クレデンシャル流出インシデントは増加している

 ATOなどの詐欺は攻撃者のほんの数%であるにもかかわらず、被害額は非常に大きく、しかも検知や防御が難しい攻撃であるという。このような攻撃に対してShape Securityのソリューションは、包括的なアプリケーションセキュリティを提供し、既存のアマチュアアタッカーからの攻撃はもちろん、高い技術で実行される自動化された攻撃や、ソーシャルアタックと呼ばれる人による攻撃からも保護することができるとのこと。

 巧妙に他人になりすました攻撃をどのように検知するかについて、イマム氏は「犯罪組織による深刻なサイバー攻撃は、AIやマシンを利用して大規模に実行されるため、何らかのエビデンスが発生する。Shapeのテクノロジーは、このエビデンスを検知する」と説明する。

ほんの数%の攻撃者が被害を大きな生み出すが、検知は非常に難しい。Shape Securityのソリューションは、これらの犯罪も検知して防御できる

 具体的なソリューション構成としては、WebアプリにはShape JS、モバイルアプリにはSDKのコードを実装し、セキュリティと詐欺のテレメトリーを収集して、これらの情報をもとにクラウド上の「ShapeShifters」がリアルタイムで悪用を検知。ネットワークをストップする。
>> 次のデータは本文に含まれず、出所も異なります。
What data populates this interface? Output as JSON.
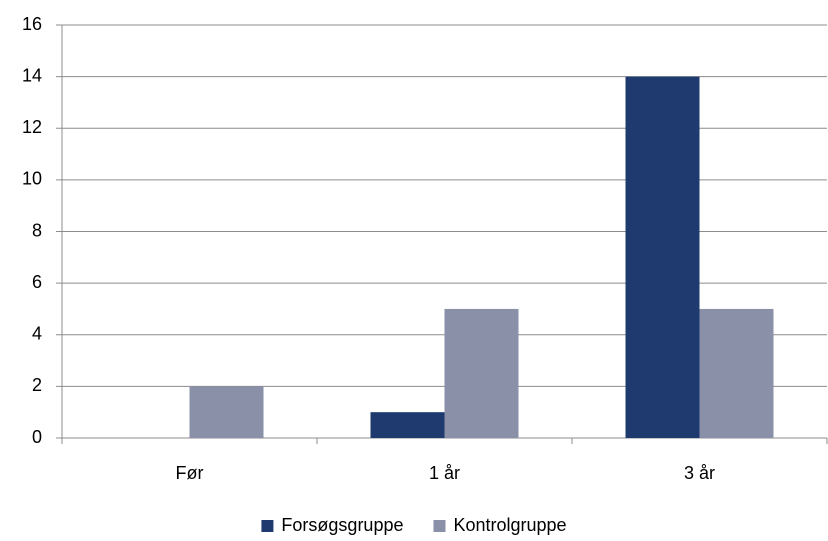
{
  "chart_data": {
    "type": "bar",
    "categories": [
      "Før",
      "1 år",
      "3 år"
    ],
    "series": [
      {
        "name": "Forsøgsgruppe",
        "color": "#1f3a6e",
        "values": [
          0,
          1,
          14
        ]
      },
      {
        "name": "Kontrolgruppe",
        "color": "#8a90a8",
        "values": [
          2,
          5,
          5
        ]
      }
    ],
    "ylim": [
      0,
      16
    ],
    "yticks": [
      0,
      2,
      4,
      6,
      8,
      10,
      12,
      14,
      16
    ],
    "grid": true,
    "legend": "bottom"
  }
}
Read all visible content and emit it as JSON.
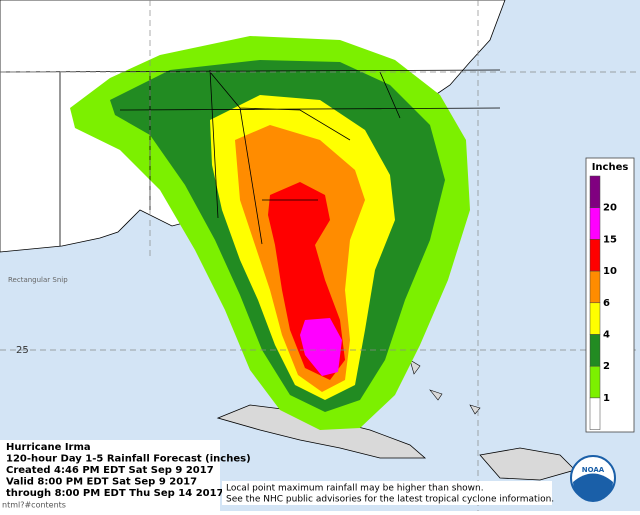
{
  "map": {
    "header": {
      "lines": [
        "Hurricane Irma",
        "120-hour Day 1-5 Rainfall Forecast (inches)",
        "Created 4:46 PM EDT Sat Sep 9 2017",
        "Valid 8:00 PM EDT Sat Sep 9 2017",
        "through 8:00 PM EDT Thu Sep 14 2017"
      ]
    },
    "legend": {
      "title": "Inches",
      "levels": [
        {
          "value": 20,
          "color": "#800080"
        },
        {
          "value": 15,
          "color": "#ff00ff"
        },
        {
          "value": 10,
          "color": "#ff0000"
        },
        {
          "value": 6,
          "color": "#ff8c00"
        },
        {
          "value": 4,
          "color": "#ffff00"
        },
        {
          "value": 2,
          "color": "#228b22"
        },
        {
          "value": 1,
          "color": "#7cf000"
        }
      ]
    },
    "lat_label": "25",
    "snip_label": "Rectangular Snip",
    "url_fragment": "ntml?#contents",
    "footnotes": [
      "Local point maximum rainfall may be higher than shown.",
      "See the NHC public advisories for the latest tropical cyclone information."
    ],
    "logo": "NOAA"
  }
}
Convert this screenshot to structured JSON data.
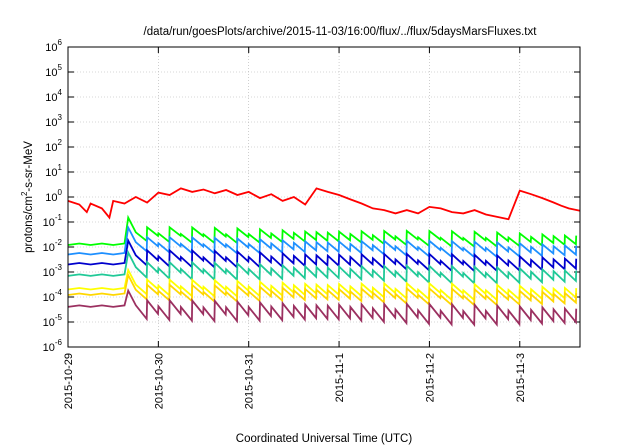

 さらに「Shape Cloud AI」によって、継続的にすべてのトランザクションを分析して詐欺を検知し、システム全体を「Shape Threat Mitigation Service」が運用するとした。

 イマム氏は、「ShapeはすべてのF5デプロイメントに合わせることが可能で、すべてのアプリケーションにセキュリティを提供できる」と説明する。

すべてのアプリケーションへの詐欺を防御

 なおイマム氏は「すでに、多くの企業がフリクションのないカスタマーエクスペリエンスの必要性に気づいている。セキュリティを担保するために、カスタマーエクスペリエンスを妥協してしまえば、企業の競争優位性が失われてしまう」と述べ、すでに日本国内でも大手小売の企業がShape Securityのソリューションの導入を決定したことを明らかにした。そのほかにも金融、小売、航空などの企業から問い合わせが来ているという。